Biodiesel adalah solusi parsial, tetapi penting dan perlu, untuk mengurangi ketergantungan pada minyak dan gas impor. Namun, persoalan di hulu tetap butuh solusi, khususnya soal birokrasi yang kompleks dan izin berbelit.
Oleh
ARIS PRASETYO
·3 menit baca
Pemerintah tengah mengenalkan solar B-30. Bahan bakar ini merupakan campuran 30 persen biodiesel dari minyak kelapa sawit dan 70 persen solar murni. Harapannya, ketergantungan pada minyak bumi terus berkurang.
Sejatinya, bahan bakar campuran solar dan biodiesel, yang dikenal dengan nama pasar biosolar, sudah dikenalkan ke publik tahun 2015. Kadar biodiesel terus dinaikkan, yakni dari 15 persen (B-15) tahun 2015 dan 2016 menjadi 20 persen (B-20) sampai 2019. Kebijakan B-30 secara resmi diberlakukan mulai 1 Januari 2020.
Pemerintah mengklaim kebijakan B-20 di 2018 mampu menghemat devisa 1,88 miliar dollar AS atau setara Rp 26 triliun dengan kurs Rp 14.000 per dollar AS. Adapun B-30 diperkirakan bisa menghemat devisa sampai 4,8 miliar dollar AS atau sekitar Rp 67 triliun. Tentu jadi kabar baik di tengah defisit neraca perdagangan.
Bila ditelisik ke hulu, akar masalah defisit neraca perdagangan, salah satunya adalah tak seimbangnya produksi minyak mentah dalam negeri dengan konsumsi bahan bakar minyak (BBM) nasional. Produksi minyak nasional kurang dari 800.000 barel per hari, sedangkan konsumsinya bisa mencapai 1,5 juta barel per hari. Sisanya tentu impor. Sejak 2014, Indonesia sudah berstatus negara pengimpor minyak.
Nilai tambah
Apakah impor itu salah? Tidak. Banyak negara sangat bergantung dari impor untuk kebutuhan energi primer mereka. Sebut saja Singapura, Jepang, atau Korea Selatan. Mereka adalah negara-negara yang miskin sumber daya energi, tetapi menjelma menjadi negara maju. Data Bank Dunia 2018, produk domestik bruto (GDP) per kapita Jepang 39.290 dollar AS dan Korea Selatan 31.362 dollar AS. Jauh di atas GDP per kapita Indonesia yang 3.893 dollar AS.
Kenapa negara-negara itu menjelma jadi negara maju di tengah miskinnya sumber daya energi? Salah satunya adalah mereka berhasil menciptakan nilai tambah di dalam negeri secara luar biasa. Jepang dan Korea Selatan menjadi kiblat produk-produk berteknologi tinggi. Keduanya juga dikenal sebagai produsen kendaraan bermotor.
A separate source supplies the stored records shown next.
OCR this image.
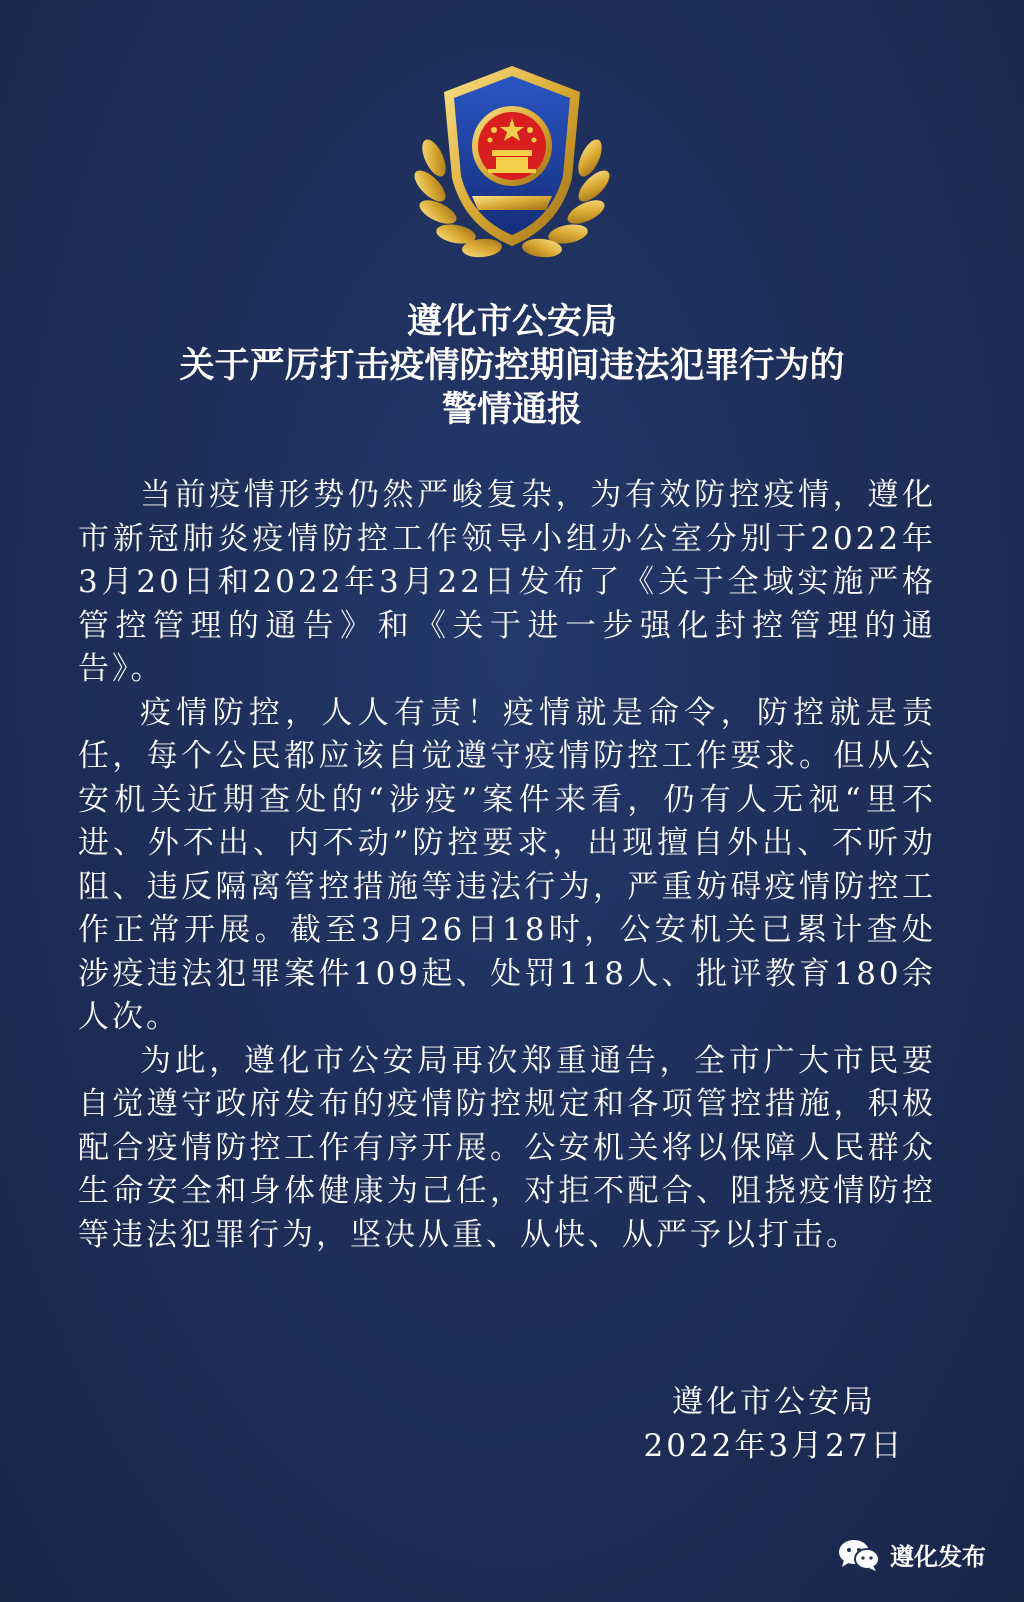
遵化市公安局
关于严厉打击疫情防控期间违法犯罪行为的
警情通报

当前疫情形势仍然严峻复杂，为有效防控疫情，遵化市新冠肺炎疫情防控工作领导小组办公室分别于2022年3月20日和2022年3月22日发布了《关于全域实施严格管控管理的通告》和《关于进一步强化封控管理的通告》。

疫情防控，人人有责！疫情就是命令，防控就是责任，每个公民都应该自觉遵守疫情防控工作要求。但从公安机关近期查处的“涉疫”案件来看，仍有人无视“里不进、外不出、内不动”防控要求，出现擅自外出、不听劝阻、违反隔离管控措施等违法行为，严重妨碍疫情防控工作正常开展。截至3月26日18时，公安机关已累计查处涉疫违法犯罪案件109起、处罚118人、批评教育180余人次。

为此，遵化市公安局再次郑重通告，全市广大市民要自觉遵守政府发布的疫情防控规定和各项管控措施，积极配合疫情防控工作有序开展。公安机关将以保障人民群众生命安全和身体健康为己任，对拒不配合、阻挠疫情防控等违法犯罪行为，坚决从重、从快、从严予以打击。

遵化市公安局
2022年3月27日
遵化发布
Banyak negara sangat bergantung dari impor untuk kebutuhan energi primer mereka.
Indonesia, yang pernah terdaftar sebagai anggota organisasi negara pengekspor minyak (OPEC) dan pernah tercatat sebagai pengekspor gas alam cair terbesar di dunia, di masa lalu sangat bergantung dari penjualan komoditas sumber daya alam. Semuanya dijual untuk mengumpulkan devisa. Begitu pula mineral tambangnya yang dijual mentah tanpa diolah dan dimurnikan di dalam negeri.
Ternyata strategi itu belum cukup membuat Indonesia jadi negara maju kendati sumber daya alamnya melimpah. Sumber daya alam dianggap komoditas, bukan modal penggerak ekonomi. Belakangan muncul kesadaran untuk mengolah meski agak terlambat.
Kewajiban membangun smelter diterbitkan. Perusahaan tambang harus mengolah dan memurnikan mineral di dalam negeri, tak boleh lagi mengekspornya mentah-mentah. Khusus batubara, sedang dimulai proyek gasifikasi, yaitu memproses batubara menjadi gas.
Bagaimana dengan minyak mentah? Kewajiban pencampuran biodiesel ke dalam solar, kendati belum sepenuhnya menyelesaikan masalah defisit, adalah langkah positif. Di sisi lain, sejumlah pihak sudah menyerukan agar pencarian cadangan minyak (eksplorasi) digencarkan. Setelah penemuan lapangan Banyu Urip pada Blok Cepu, Jawa Tengah, di era 2.000-an, sampai sekarang praktis tak ada lagi penemuan sumur minyak raksasa.
Biodiesel adalah solusi parsial, tetapi penting dan perlu. Hanya saja, persoalan di hulu tetap butuh solusi. Penemuan cadangan minyak sangat penting dan mendesak di tengah lambannya pengembangan energi baru dan terbarukan.